Vers une plus grande transparence et un meilleur encadrement des agences de notation

Le texte prévoit tout d’abord de plafonner les participations des agences dans les entités qu’ils notent afin de prévenir les conflits d’intérêt. Cette mesure va dans le bon sens mais est insuffisante. Il faudrait à tout le moins exiger des agences qu’elles publient la liste de leurs vingt premiers actionnaires ou la liste des actionnaires détenant au moins 1 % de leur capital, ainsi que les participations de leurs actionnaires de référence dans les entités qu’elles notent.

Ces nouvelles réglementations visent par ailleurs à limiter l’influence de la notation des agences en imposant notamment l’établissement d’un calendrier annuel relatif aux notations souveraines comportant au maximum trois notes non sollicitées et la publication obligatoire de ces notations le vendredi après clôture des marchés. La mise en oeuvre d’un calendrier annuel de notation des Etats, connu et anticipé par les acteurs, risque néanmoins de donner lieu à des phénomènes de spéculation autour des notations et de déstabiliser le marché.

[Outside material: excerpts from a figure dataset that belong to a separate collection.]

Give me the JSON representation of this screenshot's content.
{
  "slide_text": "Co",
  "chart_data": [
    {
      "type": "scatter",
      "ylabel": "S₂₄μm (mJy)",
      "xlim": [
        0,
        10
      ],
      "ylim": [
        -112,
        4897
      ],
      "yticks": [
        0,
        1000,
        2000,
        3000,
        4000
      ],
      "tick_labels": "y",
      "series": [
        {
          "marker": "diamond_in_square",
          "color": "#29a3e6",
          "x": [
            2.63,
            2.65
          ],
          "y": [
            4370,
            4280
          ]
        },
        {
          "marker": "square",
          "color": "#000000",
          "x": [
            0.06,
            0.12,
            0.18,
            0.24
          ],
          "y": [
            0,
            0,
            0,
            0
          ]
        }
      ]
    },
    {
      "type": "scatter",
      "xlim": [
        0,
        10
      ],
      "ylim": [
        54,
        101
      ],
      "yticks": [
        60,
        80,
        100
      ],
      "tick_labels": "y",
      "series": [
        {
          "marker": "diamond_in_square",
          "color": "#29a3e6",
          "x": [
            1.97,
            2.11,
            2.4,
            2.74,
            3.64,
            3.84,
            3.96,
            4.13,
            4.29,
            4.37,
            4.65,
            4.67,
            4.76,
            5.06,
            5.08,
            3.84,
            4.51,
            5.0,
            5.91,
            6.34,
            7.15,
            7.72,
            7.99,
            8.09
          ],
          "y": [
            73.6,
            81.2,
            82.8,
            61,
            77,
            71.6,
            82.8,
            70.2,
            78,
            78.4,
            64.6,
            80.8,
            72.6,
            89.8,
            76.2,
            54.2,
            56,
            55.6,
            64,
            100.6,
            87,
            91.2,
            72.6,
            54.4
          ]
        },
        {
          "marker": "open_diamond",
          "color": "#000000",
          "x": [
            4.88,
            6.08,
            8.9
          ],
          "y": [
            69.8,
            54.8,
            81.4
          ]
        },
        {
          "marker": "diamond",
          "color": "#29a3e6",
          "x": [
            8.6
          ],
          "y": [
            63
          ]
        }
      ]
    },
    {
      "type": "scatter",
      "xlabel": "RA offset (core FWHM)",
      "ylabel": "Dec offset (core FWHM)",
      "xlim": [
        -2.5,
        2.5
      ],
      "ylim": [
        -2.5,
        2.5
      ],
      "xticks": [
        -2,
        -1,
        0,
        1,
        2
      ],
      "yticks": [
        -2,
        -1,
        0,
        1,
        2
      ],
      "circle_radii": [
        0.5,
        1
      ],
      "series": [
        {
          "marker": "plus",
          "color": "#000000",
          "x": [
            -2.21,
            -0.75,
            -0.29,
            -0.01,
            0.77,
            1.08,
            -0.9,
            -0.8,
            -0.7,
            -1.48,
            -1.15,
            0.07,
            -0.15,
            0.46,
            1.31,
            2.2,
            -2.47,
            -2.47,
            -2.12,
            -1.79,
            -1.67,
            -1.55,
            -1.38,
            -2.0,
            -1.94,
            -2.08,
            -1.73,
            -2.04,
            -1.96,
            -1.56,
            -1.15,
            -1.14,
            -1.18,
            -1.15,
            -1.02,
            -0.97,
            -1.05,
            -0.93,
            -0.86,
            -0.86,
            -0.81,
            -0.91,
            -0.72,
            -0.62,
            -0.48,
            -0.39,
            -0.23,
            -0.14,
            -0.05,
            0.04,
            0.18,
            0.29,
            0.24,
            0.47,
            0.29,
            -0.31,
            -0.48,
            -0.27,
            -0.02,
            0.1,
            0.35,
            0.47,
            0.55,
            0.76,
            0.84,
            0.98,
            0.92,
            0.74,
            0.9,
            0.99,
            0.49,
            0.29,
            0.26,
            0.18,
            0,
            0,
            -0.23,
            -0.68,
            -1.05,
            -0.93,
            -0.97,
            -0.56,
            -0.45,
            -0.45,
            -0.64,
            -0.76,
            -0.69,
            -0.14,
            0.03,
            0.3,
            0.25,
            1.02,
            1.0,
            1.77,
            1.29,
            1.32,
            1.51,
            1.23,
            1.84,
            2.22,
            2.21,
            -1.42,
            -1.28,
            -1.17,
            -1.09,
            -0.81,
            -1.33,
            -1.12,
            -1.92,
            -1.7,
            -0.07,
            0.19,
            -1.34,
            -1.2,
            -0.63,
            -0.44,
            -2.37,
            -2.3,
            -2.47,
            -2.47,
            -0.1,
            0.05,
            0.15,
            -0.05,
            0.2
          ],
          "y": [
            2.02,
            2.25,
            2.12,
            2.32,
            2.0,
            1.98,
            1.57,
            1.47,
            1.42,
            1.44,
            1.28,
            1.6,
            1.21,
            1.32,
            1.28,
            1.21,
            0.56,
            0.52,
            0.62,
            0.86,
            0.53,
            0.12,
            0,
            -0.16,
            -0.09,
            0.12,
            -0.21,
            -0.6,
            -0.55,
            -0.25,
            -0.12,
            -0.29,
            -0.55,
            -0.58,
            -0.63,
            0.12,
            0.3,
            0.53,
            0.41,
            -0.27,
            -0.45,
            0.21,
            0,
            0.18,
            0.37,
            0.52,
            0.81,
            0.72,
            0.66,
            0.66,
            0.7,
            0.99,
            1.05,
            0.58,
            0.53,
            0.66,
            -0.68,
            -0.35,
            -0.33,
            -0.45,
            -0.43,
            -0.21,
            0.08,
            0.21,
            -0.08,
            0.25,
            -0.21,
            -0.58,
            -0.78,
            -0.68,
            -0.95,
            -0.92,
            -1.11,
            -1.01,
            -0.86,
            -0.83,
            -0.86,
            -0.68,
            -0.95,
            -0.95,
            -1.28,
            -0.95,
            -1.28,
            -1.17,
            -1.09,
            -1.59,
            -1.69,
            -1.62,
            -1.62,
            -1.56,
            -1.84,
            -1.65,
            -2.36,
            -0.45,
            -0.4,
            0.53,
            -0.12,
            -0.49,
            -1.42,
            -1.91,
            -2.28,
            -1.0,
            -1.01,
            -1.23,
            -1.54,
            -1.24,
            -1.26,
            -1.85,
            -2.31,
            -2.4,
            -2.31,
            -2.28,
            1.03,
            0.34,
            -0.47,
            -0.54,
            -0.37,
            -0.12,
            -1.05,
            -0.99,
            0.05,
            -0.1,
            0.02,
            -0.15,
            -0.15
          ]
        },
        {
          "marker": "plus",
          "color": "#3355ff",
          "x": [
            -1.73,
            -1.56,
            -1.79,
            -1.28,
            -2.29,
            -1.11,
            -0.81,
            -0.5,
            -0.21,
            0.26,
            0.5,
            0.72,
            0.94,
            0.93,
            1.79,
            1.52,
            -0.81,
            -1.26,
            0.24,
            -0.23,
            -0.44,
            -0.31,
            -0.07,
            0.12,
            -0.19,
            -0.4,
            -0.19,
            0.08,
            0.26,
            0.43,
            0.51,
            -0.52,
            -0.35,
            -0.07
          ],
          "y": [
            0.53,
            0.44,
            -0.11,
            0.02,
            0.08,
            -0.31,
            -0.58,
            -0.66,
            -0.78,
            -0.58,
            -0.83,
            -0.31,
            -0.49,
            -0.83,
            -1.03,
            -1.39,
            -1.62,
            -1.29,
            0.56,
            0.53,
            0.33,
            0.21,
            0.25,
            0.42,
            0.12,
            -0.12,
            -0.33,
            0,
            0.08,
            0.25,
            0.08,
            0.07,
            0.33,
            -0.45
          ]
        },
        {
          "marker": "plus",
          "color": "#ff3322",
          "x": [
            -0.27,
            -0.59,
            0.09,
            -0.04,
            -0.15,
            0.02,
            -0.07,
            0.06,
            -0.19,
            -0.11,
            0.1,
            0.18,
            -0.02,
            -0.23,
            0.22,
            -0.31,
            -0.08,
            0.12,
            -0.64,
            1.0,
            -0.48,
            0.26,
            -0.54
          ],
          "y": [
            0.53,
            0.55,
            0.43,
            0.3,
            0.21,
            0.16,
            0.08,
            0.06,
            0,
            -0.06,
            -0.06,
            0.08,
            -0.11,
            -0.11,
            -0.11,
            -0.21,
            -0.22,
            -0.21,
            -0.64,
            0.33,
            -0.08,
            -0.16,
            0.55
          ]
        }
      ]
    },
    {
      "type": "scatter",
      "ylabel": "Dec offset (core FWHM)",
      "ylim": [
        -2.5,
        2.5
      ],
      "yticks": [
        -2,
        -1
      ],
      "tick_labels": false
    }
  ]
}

Des mécanismes de responsabilité toujours imparfaits

Saluant ces avancées, l’Institut Montaigne redoute cependant que les mécanismes de responsabilité civile envisagés par le législateur européen ne permettent pas de rendre effectivement responsables les agences. Le texte prévoit en effet que les infractions commises par les agences puissent faire l’objet d’un recours de la part des investisseurs. Cette mesure paraît peu réaliste. Les notations ayant rang de simples opinions, il semble en effet peu probable de pouvoir engager la responsabilité d’une agence au motif qu’elle a noté trop haut un émetteur de dette qui a ultérieurement fait défaut, ou trop bas un émetteur qui est resté solvable. Par ailleurs, comment évaluer le préjudice subi par un Etat souverain mal noté et qui a vu la charge de sa dette s’envoler de plusieurs milliards d’euros ? Demandera-t-on réparation aux agences ? Selon quelle proportion ? Leur demandera-t-on de s’assurer ou de se doter de montants de capitaux propres de nature à faire face à ce type d’engagement au risque de créer une barrière à l’entrée encore plus forte pour de nouveaux entrants ? On le voit, la question est complexe et risque de rester un vœu pieux.

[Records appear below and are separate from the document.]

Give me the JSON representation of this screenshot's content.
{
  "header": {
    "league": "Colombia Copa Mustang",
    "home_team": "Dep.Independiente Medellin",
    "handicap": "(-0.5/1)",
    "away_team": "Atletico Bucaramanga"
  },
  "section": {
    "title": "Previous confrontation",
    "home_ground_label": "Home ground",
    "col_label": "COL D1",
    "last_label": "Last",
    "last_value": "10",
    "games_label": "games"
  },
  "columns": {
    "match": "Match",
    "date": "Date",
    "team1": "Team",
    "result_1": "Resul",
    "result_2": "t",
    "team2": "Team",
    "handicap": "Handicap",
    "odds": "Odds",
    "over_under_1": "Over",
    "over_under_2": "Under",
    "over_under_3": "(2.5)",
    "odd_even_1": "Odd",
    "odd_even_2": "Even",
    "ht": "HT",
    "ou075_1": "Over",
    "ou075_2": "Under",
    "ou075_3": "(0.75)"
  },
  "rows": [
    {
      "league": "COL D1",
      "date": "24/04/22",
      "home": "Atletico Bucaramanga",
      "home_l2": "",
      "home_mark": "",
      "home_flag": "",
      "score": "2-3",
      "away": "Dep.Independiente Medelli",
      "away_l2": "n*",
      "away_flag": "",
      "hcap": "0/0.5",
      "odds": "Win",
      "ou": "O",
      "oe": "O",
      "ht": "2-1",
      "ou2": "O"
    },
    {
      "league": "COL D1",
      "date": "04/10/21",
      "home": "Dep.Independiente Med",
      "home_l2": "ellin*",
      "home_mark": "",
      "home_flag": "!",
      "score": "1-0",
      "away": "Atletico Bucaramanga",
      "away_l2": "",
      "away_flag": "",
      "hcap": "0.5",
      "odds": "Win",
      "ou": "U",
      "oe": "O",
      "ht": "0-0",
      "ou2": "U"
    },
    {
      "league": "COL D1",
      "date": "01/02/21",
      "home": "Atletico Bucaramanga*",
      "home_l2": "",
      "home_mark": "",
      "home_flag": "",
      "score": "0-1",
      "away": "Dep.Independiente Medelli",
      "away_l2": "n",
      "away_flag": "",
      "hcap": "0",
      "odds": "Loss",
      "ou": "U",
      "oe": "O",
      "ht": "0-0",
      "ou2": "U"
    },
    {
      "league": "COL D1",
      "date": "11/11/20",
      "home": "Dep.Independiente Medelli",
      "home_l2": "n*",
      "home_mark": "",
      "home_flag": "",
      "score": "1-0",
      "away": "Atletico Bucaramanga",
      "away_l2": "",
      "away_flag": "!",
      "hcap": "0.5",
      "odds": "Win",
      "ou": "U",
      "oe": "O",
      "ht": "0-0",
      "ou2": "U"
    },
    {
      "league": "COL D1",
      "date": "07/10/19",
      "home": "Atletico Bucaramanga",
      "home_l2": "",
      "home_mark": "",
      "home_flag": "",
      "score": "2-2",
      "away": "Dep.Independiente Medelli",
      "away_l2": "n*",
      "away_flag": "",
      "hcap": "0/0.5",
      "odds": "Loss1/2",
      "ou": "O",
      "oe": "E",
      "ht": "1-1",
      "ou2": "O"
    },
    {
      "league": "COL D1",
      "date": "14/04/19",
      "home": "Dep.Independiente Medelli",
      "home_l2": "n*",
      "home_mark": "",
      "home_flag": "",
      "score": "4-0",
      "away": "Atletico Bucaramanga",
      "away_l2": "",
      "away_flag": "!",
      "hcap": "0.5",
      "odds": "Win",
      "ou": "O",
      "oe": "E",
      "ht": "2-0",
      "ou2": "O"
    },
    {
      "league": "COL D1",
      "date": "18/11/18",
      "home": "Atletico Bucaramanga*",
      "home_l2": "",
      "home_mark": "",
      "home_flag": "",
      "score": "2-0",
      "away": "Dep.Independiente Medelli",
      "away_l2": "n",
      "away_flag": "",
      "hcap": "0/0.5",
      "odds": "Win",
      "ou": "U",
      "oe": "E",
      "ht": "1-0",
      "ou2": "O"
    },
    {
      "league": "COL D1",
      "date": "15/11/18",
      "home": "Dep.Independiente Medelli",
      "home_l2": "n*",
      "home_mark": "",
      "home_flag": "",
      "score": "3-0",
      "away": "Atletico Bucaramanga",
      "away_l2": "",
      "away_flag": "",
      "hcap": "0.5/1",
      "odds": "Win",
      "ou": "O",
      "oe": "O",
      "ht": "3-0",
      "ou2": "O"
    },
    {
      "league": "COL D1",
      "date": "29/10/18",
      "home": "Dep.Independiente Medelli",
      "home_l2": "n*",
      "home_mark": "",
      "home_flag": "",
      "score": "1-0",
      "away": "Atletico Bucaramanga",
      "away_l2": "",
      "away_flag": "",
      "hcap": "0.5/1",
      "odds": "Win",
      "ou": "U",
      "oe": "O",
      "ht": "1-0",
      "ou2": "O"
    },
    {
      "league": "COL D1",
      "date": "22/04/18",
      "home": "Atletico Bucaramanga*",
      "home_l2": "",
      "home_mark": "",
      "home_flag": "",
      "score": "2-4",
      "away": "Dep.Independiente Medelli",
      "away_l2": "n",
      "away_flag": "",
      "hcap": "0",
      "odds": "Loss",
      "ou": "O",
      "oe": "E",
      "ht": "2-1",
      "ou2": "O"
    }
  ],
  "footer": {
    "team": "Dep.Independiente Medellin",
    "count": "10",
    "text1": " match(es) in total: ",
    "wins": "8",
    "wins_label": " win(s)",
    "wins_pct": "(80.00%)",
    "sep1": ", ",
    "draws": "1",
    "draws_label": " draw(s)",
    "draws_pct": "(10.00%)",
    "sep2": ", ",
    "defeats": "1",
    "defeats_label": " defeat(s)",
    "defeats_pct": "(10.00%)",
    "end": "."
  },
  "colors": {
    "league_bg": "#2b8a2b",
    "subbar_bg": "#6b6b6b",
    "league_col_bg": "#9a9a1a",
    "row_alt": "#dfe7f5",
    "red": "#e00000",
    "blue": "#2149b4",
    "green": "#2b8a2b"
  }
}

S’agissant de transparence, des mesures plus adaptées doivent être privilégiées comme par exemple, l’obligation de publicité la plus large possible, aux frais de l’agence, des infractions qui seraient relevées par l’AEMF ou encore un plus grand contrôle de l’Autorité Européenne des Marchés Financiers (AEMF) en ce qui concerne les effectifs des agences. Les enquêtes conduites aux Etats-Unis par la Securities and Exchange Commission ont montré en effet que les agences sont en situation de sous-effectif chronique. Une surveillance plus serrée permettrait à l’AEMF de signaler les cas où le risque de sous-effectif est susceptible d’entamer la qualité des ratings.

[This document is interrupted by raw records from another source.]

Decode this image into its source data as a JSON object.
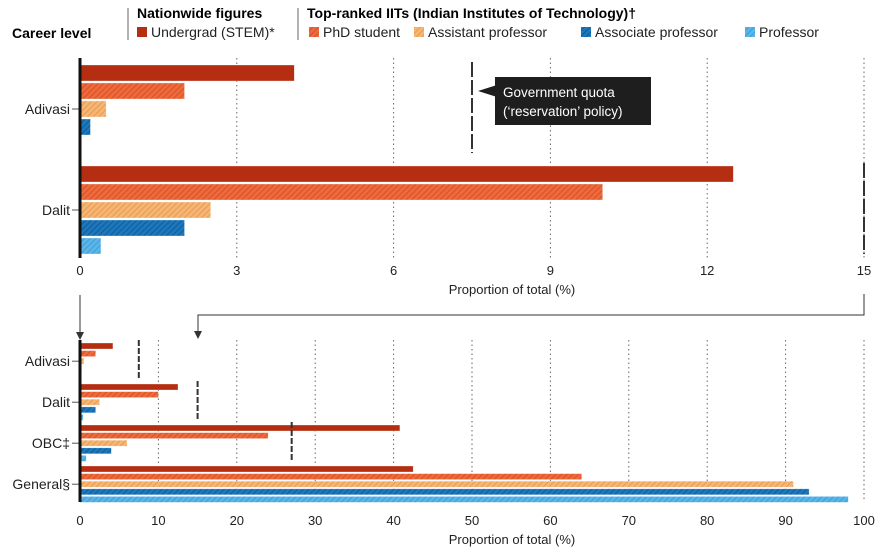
{
  "legend": {
    "career_level_label": "Career level",
    "group_nationwide_title": "Nationwide figures",
    "group_iit_title": "Top-ranked IITs (Indian Institutes of Technology)†",
    "items": [
      {
        "key": "ug",
        "label": "Undergrad (STEM)*",
        "color": "#b52e12",
        "hatched": false
      },
      {
        "key": "phd",
        "label": "PhD student",
        "color": "#ee6a3c",
        "hatched": true
      },
      {
        "key": "asst",
        "label": "Assistant professor",
        "color": "#f8b471",
        "hatched": true
      },
      {
        "key": "assoc",
        "label": "Associate professor",
        "color": "#1f77b9",
        "hatched": true
      },
      {
        "key": "prof",
        "label": "Professor",
        "color": "#5ab5ea",
        "hatched": true
      }
    ]
  },
  "callout": {
    "line1": "Government quota",
    "line2": "(‘reservation’ policy)"
  },
  "chart_data": [
    {
      "type": "bar",
      "orientation": "horizontal",
      "title": "",
      "xlabel": "Proportion of total (%)",
      "ylabel": "Career level",
      "xlim": [
        0,
        15
      ],
      "xticks": [
        0,
        3,
        6,
        9,
        12,
        15
      ],
      "grid": true,
      "categories": [
        "Adivasi",
        "Dalit"
      ],
      "series": [
        {
          "name": "Undergrad (STEM)*",
          "values": [
            4.1,
            12.5
          ]
        },
        {
          "name": "PhD student",
          "values": [
            2.0,
            10.0
          ]
        },
        {
          "name": "Assistant professor",
          "values": [
            0.5,
            2.5
          ]
        },
        {
          "name": "Associate professor",
          "values": [
            0.2,
            2.0
          ]
        },
        {
          "name": "Professor",
          "values": [
            0.0,
            0.4
          ]
        }
      ],
      "quota": [
        7.5,
        15
      ],
      "annotations": [
        "Government quota (‘reservation’ policy)"
      ]
    },
    {
      "type": "bar",
      "orientation": "horizontal",
      "title": "",
      "xlabel": "Proportion of total (%)",
      "ylabel": "",
      "xlim": [
        0,
        100
      ],
      "xticks": [
        0,
        10,
        20,
        30,
        40,
        50,
        60,
        70,
        80,
        90,
        100
      ],
      "grid": true,
      "categories": [
        "Adivasi",
        "Dalit",
        "OBC‡",
        "General§"
      ],
      "series": [
        {
          "name": "Undergrad (STEM)*",
          "values": [
            4.2,
            12.5,
            40.8,
            42.5
          ]
        },
        {
          "name": "PhD student",
          "values": [
            2.0,
            10.0,
            24.0,
            64.0
          ]
        },
        {
          "name": "Assistant professor",
          "values": [
            0.5,
            2.5,
            6.0,
            91.0
          ]
        },
        {
          "name": "Associate professor",
          "values": [
            0.2,
            2.0,
            4.0,
            93.0
          ]
        },
        {
          "name": "Professor",
          "values": [
            0.0,
            0.4,
            0.8,
            98.0
          ]
        }
      ],
      "quota": [
        7.5,
        15,
        27,
        null
      ]
    }
  ]
}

L’adoption de ce texte par le Parlement européen constitue donc une avancée positive, qu’il faut saluer. Gardons en tête néanmoins que la seule façon de se "désintoxiquer" de la notation est de supprimer progressivement les références à celle-ci dans la réglementation financière et d’inciter les investisseurs à développer leur propre analyse du risque. C’est le seul moyen de refaire des notations ce qu’elles auraient toujours dû être : de simples avis.

Aller plus loin :
- Remettre la notation financière à sa juste place - Étude - Juillet 2012

Notes

[1] Wall Street Reform and Consumer Protection Act (dit aussi « loi Dodd-Frank ») : loi votée en juillet 2010 par le Congrès américain visant à mieux encadrer l’activité des agences de notation.